« Trésor national » : cette distinction accordée à Guy Debord (1931-1994) par le ministère de la Culture, en 2008, l’aurait peut-être fait sourire. Cette reconnaissance posthume est forcément suspecte aux yeux de ses thuriféraires gauchistes. Comme pour poser une pierre supplémentaire dans le jardin de ses admirateurs post-situationnistes, la Bibliothèque nationale de France consacre actuellement une exposition entière à notre dernier penseur et écrivain classique[1. « Guy Debord. Un art de la guerre », BNF. Du 27 mars au 13 juillet 2013.].
« Classique », dites-vous ? Voilà qui défrisera les amoureux transis de l’Internationale situationniste (1957-1972) vouant un culte posthume à son illustre fondateur.
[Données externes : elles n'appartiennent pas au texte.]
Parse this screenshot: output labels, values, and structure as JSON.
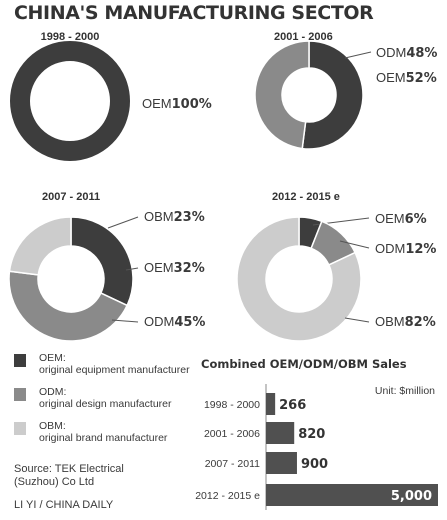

D’emblée, une question fuse : comment cet indécrottable marginal, qui bouda radios et télévisions jusqu’à sa mort, peut-il connaître les honneurs de la bureaucratie culturelle ? Avec la sottise des maximes proférées sur le ton de l’évidence, d’aucuns vous répondront que le révolutionnaire « situ » était nécessairement récupérable par l’industrie du divertissement.
Si Debord est à la fois classique et maudit, au même titre que Barbey d’Aurevilly, ce n’est pas seulement par son style d’écriture, tout en virtuosité Grand Siècle. Ne nous laissons pas tromper par la virulence acide de ses derniers pamphlets, écrits en réponse aux odieuses accusations dont il fut l’objet après l’assassinat de son ami et éditeur, Gérard Lebovici, en 1984. On y lit des aphorismes mélancoliques − « Je n’ai jamais cru aux valeurs reçues par mes contemporains et voilà qu’aujourd’hui personne n’en connaît plus aucune »[2. Panégyrique, tome premier, éditions Gérard Lebovici, 1989.] – ou mordants – « Je ne suis pas un journaliste de gauche : je n’ai jamais dénoncé personne »[3. « Cette mauvaise réputation… », Folio-Gallimard, 1993.] – proches des meilleures saillies cioranesques.[access capability= »lire_inedits »]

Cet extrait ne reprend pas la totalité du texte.